A la loupe : Un hobby millénaire—le combat de criquet!

D’ordinaire désert, Baoguosi, temple pékinois désaffecté, connaît ce 5 octobre un rare regain d’activité. Face à face en blouse blanche, sous la caméra TV, deux officiants manient d’étranges  ustensiles, autour d’un mini ring de plexiglas. Sur des écrans, la scène est suivie  par quelques dizaines de fans accros, qui commentent à voix basse. On se croirait au coeur d’un office religieux, et c’est un peu le cas, avec tous ces adeptes sacrifiant à un culte antique, annoncé par la banderole accrochée au fronton : «20ème tournoi annuel pékinois de combat de criquets»!

Chaque round suit un rite immuable : sorti du pot où il attendait (avec une femelle, mise là pour renforcer son ardeur), le mâle est classé par poids (de 5,8 à 6,95mg), puis excité d’un coup de pinceau sur les antennes. Puis les rivaux se ruent, s’arc-boutent, se mordent cruellement. Le combat dure moins d’une minute, conclu par le chant de victoire de l’un, ou le saut de fuite du perdant. L’affrontement est rarement mortel. Par tradition, le perdant est relâché, et le gagnant choyé jusqu’au prochain combat —il peut y en avoir jusqu’à 20, durant ses 100 à 120 jours d’existence.

Kou Jinbao, coorganisateur explique. 5 équipes de 10 éleveurs et 300 criquets sont en lice, pour un trophée de 7000¥. Bizarre : les criquets les plus vifs se revendent jusqu’à 10.000 ¥ et l’activité, en fait, est à plein temps… Bien sûr, comme souvent en Chine, il y a de l’argent caché là-derrière : le pari, qui est réprimé (plusieurs arrestations par an), mais qui peut drainer jusqu’à 100.000² par tournoi. Le dopage est si notoire, que les insectes sont isolés ensemble, 48h avant l’épreuve, pour dissiper toute prise de stimulant… Les vainqueurs sont mis à la reproduction, par exemple chez Kou (56 ans), éleveur de père en fils, qui en vend 10.000/an.

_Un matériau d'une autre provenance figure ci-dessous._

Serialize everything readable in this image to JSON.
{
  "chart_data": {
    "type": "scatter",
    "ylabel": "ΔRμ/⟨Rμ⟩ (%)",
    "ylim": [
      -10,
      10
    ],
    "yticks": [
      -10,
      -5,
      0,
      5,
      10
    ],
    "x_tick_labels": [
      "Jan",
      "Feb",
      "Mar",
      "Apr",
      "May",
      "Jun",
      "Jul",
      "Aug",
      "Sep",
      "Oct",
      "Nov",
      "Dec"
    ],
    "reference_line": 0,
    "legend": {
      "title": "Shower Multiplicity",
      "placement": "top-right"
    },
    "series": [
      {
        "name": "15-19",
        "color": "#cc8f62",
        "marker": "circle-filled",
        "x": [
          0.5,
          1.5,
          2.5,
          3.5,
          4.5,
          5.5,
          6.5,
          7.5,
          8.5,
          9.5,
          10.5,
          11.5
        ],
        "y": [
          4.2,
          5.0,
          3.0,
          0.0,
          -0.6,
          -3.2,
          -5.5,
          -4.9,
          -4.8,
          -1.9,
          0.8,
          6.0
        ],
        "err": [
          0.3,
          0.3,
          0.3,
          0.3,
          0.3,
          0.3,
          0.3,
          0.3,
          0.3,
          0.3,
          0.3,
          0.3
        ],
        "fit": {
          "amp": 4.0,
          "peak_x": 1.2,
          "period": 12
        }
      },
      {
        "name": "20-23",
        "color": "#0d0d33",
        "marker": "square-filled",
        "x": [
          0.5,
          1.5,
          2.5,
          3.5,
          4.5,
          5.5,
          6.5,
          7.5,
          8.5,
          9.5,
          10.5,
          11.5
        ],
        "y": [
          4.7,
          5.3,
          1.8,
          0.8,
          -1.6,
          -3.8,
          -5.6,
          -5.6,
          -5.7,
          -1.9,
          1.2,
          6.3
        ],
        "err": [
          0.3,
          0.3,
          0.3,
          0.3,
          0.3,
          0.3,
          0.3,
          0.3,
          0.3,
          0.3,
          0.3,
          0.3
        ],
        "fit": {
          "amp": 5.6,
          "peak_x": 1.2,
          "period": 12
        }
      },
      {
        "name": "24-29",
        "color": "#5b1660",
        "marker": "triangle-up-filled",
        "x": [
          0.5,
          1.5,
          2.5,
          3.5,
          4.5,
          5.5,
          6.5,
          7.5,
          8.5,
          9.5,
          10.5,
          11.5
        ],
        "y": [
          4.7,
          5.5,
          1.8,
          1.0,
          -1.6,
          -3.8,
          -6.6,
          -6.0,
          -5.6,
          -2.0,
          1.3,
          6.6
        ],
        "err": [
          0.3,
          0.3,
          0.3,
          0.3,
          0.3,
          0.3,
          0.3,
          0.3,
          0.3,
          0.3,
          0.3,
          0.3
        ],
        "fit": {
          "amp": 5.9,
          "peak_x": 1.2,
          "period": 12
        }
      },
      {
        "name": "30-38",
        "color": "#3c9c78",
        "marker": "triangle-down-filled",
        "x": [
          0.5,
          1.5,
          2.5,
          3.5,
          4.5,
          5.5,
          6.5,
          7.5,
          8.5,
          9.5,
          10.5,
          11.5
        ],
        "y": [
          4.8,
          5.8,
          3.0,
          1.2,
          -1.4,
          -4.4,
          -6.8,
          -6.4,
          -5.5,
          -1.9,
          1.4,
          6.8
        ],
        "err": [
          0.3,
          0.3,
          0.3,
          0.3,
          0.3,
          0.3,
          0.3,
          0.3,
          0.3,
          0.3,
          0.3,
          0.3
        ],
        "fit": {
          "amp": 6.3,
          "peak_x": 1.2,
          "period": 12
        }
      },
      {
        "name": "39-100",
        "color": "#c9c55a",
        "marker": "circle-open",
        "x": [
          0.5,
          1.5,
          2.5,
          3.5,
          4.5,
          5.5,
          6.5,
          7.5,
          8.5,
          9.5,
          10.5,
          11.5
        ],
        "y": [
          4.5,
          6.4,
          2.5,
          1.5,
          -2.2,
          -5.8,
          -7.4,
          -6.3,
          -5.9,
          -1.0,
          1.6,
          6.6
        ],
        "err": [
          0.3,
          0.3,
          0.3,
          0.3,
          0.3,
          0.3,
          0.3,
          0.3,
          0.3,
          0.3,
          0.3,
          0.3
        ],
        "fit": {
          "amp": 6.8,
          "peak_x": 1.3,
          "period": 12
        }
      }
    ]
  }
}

Il n’y a qu’une espèce de criquet de combat le «xishuai», et il ne vient que d’un lieu, Nanyang (Shandong) : nul ne peut expliquer la cause de la supériorité guerrière de ce terrible insecte. Malheureusement, dit un amateur quinquagénaire, «le métier se perd. Nous ne sommes plus que 20.000 sur tout Pékin, et sans aucuns jeunes : ils nous trouvent ringards et préfèrent surfer sur internet ».       

Pour les héritiers de cet art, le défi est lourd : son agonie est inacceptable, mais engagée. Depuis les Tang, la joute de criquets compte sa littérature, son ministre-criquet (Jia Shidao, 1213-1275), et même son empereur-criquet, Ming Xuan-Zhong (1427-1464), personnages si envoûtés par le petit animal, qu’ils négligèrent leurs fonctions et connurent des fins tragiques.  « Nous devons changer de conscience », conclut l’amateur, « et surtout de rythme économique, pour nous retrouver… sinon, d’ici 20 ans, notre passé sera perdu, et pas seulement nos combats de criquets, mais tout ce qui depuis 1000 ans, faisait les joies de nos ancêtres » !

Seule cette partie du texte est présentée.